The Evidence of Colonel Arbuthnot
- Poirot moves on to interview another one of the first class passengers: Colonel Arbuthnot. Arbuthnot is a man of "true British brevity" (2.8.6). That is, he answers with yes's and no's.
- Here's the rundown:
- He is coming home on leave from England on a train, not the usual boat. Why? Reasons of his own, he says.
- He stopped in Baghdad for three days. He claims not to have known Mary Debenham until the train.
- Poirot asks his opinion of Mary Debenham, and says the crime was probably committed by a woman. (Yep, he's trying to push the Colonel's buttons.) Arbuthnot gets a little worked up and says the idea is absurd.
- As for his actions last night, he tells the same story as MacQueen: the two of them were discussing Indian politics. Though the Colonel generally doesn't like Americans, he's made an exception for MacQueen.
- Colonel Arbuthnot went to bed around 2 in the morning. MacQueen called the conductor as Arbuthnot left for his compartment.
- He did get off with MacQueen at the Vincovi stop, but briefly, because of the blizzard.
- Back in the compartment, he did indeed smoke a pipe. A pipe!
- Did he see anyone pass by? No, he did not see anyone. He smelled a woman, though. He knows because it reminded him of the plight of women in Russia.

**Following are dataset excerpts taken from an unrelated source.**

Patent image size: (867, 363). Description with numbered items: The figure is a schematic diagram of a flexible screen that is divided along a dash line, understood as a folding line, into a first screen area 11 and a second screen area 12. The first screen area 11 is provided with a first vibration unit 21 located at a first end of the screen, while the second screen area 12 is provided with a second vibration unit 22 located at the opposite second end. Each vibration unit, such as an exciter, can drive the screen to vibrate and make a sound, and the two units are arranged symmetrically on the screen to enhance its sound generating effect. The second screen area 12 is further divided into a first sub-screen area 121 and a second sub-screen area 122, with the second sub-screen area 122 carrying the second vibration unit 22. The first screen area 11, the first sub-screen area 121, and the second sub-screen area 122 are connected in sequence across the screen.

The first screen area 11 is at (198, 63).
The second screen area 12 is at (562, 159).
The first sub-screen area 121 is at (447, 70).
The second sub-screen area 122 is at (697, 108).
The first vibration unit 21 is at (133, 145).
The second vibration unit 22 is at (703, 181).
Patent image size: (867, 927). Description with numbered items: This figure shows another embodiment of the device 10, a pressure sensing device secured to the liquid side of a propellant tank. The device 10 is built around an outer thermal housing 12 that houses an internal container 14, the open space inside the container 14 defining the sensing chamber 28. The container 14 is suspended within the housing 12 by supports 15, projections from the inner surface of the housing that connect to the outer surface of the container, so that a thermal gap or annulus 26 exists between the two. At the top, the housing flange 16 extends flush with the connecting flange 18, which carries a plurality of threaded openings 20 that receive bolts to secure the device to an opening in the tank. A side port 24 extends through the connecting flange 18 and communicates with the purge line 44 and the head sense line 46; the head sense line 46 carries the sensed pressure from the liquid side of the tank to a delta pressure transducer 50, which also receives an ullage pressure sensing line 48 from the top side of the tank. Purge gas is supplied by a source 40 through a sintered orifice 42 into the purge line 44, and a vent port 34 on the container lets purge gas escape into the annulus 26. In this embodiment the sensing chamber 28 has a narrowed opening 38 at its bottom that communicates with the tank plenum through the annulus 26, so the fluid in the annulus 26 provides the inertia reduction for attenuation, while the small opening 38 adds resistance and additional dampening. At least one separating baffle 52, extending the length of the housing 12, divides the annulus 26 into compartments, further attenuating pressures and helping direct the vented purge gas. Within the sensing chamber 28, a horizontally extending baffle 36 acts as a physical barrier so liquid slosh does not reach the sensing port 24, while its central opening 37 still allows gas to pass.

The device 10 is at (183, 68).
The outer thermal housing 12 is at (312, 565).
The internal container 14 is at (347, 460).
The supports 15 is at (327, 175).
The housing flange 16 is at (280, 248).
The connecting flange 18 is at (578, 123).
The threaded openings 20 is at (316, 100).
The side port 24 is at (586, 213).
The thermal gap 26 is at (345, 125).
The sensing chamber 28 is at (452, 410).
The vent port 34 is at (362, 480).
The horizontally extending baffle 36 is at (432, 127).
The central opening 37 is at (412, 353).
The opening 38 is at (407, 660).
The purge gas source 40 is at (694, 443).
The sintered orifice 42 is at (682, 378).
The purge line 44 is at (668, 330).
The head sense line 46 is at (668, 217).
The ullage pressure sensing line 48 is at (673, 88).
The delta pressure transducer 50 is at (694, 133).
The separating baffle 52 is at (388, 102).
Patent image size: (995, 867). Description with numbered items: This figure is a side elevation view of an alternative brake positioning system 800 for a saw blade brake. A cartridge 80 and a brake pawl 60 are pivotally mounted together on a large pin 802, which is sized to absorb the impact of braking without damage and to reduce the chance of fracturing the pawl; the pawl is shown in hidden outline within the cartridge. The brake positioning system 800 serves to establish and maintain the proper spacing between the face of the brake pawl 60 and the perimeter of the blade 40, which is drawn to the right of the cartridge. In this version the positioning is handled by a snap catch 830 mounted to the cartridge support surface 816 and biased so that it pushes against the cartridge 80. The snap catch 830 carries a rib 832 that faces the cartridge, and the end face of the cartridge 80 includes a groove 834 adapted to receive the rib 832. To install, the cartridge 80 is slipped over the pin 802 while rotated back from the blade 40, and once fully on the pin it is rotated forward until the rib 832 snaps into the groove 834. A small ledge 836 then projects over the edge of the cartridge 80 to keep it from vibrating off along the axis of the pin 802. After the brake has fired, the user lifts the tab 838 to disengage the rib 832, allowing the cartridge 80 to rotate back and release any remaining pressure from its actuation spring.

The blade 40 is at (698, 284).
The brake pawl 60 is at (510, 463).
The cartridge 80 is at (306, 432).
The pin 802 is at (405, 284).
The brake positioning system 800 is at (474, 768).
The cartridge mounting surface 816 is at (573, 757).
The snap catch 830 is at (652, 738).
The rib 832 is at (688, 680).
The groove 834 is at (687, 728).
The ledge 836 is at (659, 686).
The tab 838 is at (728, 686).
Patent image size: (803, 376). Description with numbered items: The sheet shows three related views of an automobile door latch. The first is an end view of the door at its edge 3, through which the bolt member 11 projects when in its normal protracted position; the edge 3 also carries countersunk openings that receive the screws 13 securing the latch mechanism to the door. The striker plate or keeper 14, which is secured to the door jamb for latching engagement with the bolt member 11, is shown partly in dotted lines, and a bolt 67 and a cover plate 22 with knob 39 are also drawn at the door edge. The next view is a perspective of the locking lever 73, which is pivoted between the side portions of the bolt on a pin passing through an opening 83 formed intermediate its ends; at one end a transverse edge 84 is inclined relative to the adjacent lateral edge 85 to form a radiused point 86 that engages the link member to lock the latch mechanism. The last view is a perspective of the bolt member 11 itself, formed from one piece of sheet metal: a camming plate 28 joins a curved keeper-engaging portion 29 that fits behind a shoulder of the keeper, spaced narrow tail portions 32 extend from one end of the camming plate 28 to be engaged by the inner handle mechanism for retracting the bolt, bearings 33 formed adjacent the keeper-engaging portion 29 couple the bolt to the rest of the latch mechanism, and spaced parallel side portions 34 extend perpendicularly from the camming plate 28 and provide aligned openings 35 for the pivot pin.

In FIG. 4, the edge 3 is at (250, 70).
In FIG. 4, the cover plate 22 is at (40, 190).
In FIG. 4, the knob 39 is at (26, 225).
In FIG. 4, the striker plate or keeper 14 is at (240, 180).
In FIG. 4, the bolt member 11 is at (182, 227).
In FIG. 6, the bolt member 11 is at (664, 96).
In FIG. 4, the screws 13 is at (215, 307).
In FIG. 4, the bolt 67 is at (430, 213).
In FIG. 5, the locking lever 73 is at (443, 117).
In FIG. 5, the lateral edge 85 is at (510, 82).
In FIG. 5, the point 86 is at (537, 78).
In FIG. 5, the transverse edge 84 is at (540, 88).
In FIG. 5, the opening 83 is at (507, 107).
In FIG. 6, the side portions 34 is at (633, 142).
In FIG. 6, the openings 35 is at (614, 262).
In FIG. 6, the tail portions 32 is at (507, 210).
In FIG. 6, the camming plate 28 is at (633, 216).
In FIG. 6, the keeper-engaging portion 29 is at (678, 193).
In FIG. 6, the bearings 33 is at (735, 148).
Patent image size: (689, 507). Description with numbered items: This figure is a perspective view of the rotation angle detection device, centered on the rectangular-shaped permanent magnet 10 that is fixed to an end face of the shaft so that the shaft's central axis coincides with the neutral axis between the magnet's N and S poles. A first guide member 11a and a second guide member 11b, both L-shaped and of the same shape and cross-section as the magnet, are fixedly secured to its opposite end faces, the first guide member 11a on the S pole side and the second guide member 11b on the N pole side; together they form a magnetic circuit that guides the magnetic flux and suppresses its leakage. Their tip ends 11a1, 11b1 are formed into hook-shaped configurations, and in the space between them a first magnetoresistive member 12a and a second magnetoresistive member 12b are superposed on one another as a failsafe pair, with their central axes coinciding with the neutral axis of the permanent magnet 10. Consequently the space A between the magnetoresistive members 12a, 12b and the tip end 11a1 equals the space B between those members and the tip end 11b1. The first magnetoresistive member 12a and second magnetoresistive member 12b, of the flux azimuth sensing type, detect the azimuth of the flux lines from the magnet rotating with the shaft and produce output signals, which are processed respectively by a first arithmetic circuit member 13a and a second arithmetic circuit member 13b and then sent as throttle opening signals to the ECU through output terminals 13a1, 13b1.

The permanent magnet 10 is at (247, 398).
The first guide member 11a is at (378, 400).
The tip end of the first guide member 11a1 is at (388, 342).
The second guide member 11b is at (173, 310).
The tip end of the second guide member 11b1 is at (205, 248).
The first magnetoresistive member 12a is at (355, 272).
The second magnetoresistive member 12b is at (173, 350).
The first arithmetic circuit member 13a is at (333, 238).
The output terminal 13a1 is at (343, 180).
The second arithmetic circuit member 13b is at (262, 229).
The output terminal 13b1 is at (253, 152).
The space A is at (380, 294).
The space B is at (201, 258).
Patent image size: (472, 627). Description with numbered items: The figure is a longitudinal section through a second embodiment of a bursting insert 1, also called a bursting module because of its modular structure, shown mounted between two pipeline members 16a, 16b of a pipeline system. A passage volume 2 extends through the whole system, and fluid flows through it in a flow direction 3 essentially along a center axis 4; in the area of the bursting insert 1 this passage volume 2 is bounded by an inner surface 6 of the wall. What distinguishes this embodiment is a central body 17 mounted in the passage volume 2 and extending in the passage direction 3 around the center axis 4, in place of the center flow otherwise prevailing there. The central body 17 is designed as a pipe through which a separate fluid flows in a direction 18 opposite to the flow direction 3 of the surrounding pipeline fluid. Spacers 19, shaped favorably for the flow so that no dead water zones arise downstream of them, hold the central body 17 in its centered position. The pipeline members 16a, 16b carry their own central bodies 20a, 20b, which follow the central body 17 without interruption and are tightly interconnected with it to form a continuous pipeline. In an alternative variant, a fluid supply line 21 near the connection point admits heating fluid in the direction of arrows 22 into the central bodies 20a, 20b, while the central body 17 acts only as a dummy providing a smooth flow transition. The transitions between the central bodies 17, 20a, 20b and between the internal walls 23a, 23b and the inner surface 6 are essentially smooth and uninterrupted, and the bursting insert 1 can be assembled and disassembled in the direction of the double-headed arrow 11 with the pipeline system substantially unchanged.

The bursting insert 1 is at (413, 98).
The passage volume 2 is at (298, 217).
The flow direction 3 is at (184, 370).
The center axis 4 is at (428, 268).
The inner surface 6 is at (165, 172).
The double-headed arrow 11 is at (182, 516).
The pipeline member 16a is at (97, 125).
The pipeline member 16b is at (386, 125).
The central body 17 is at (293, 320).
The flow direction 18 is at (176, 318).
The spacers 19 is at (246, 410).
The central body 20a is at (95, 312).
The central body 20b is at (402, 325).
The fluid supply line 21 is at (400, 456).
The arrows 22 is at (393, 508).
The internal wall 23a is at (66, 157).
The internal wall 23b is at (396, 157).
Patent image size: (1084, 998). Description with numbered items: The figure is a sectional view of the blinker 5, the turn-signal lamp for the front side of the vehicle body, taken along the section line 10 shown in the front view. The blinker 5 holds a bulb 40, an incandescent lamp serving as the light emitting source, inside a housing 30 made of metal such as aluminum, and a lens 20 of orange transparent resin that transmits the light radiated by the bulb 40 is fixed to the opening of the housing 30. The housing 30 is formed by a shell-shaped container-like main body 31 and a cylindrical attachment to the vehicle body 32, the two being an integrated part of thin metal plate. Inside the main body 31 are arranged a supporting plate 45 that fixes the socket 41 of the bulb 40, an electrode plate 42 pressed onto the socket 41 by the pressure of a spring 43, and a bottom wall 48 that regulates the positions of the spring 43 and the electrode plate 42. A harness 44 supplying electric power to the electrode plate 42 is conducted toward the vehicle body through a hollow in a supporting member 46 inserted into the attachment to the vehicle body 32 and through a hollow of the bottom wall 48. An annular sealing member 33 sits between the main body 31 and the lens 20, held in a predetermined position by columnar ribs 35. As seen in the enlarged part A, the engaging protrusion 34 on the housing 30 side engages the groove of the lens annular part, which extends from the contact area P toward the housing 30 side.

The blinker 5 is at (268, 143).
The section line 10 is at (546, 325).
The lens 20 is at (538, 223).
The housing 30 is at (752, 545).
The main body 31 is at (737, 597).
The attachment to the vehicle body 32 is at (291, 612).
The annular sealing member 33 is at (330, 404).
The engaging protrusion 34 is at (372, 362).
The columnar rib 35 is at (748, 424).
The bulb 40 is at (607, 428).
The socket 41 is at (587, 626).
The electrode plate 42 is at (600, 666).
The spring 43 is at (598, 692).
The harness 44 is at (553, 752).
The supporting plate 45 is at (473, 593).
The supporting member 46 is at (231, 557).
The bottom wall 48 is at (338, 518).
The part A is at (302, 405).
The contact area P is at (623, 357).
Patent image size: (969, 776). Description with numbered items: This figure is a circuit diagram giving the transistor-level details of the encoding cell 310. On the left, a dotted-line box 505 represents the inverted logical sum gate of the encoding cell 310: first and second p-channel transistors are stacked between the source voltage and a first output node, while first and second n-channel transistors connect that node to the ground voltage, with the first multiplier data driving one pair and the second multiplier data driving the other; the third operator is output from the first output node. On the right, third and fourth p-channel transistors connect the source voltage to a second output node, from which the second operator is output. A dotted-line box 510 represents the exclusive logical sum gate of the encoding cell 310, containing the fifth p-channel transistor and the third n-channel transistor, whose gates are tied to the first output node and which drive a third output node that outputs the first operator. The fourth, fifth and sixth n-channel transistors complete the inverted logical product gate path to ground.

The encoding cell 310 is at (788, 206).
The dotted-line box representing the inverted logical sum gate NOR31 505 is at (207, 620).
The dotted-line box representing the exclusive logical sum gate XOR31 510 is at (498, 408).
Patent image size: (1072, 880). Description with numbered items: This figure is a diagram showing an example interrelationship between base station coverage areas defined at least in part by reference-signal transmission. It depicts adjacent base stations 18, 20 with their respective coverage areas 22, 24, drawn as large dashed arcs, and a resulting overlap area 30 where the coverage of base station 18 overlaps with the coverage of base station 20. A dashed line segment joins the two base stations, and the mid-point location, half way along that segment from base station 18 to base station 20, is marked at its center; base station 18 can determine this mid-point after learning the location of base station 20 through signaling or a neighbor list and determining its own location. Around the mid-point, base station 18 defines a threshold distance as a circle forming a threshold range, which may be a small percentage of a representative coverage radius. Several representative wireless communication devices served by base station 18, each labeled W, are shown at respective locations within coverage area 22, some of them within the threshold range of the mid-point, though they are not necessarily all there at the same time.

- Arbuthnot has never been to America, but admits to knowing Colonel Toby Armstrong, Daisy Armstrong's father.
- He says that if Ratchett was Cassetti, then he got what he deserved.
- He also mentions something interesting: "trial by jury is a sound system" (2.8.90).
- Arbuthnot mentions that he noticed that the door beyond his, No. 16, had a man peeping out of it when he got back to his compartment. The man looked suspicious.
- Before he goes, Colonel Arbuthnot also mentions that Miss Debenham is a "pukka sahib." Poirot explains that this means her father and Colonel Arbuthnot's father went to same kind of school. But wait… aren't they not supposed to know each other?
- Poirot and M. Bouc agree that, although they have a clue that points to Colonel Arbuthnot, he doesn't fit the crime. Each crime has a "signature" (2.8.121), Poirot tells us, and this one does not have Arbuthnot's.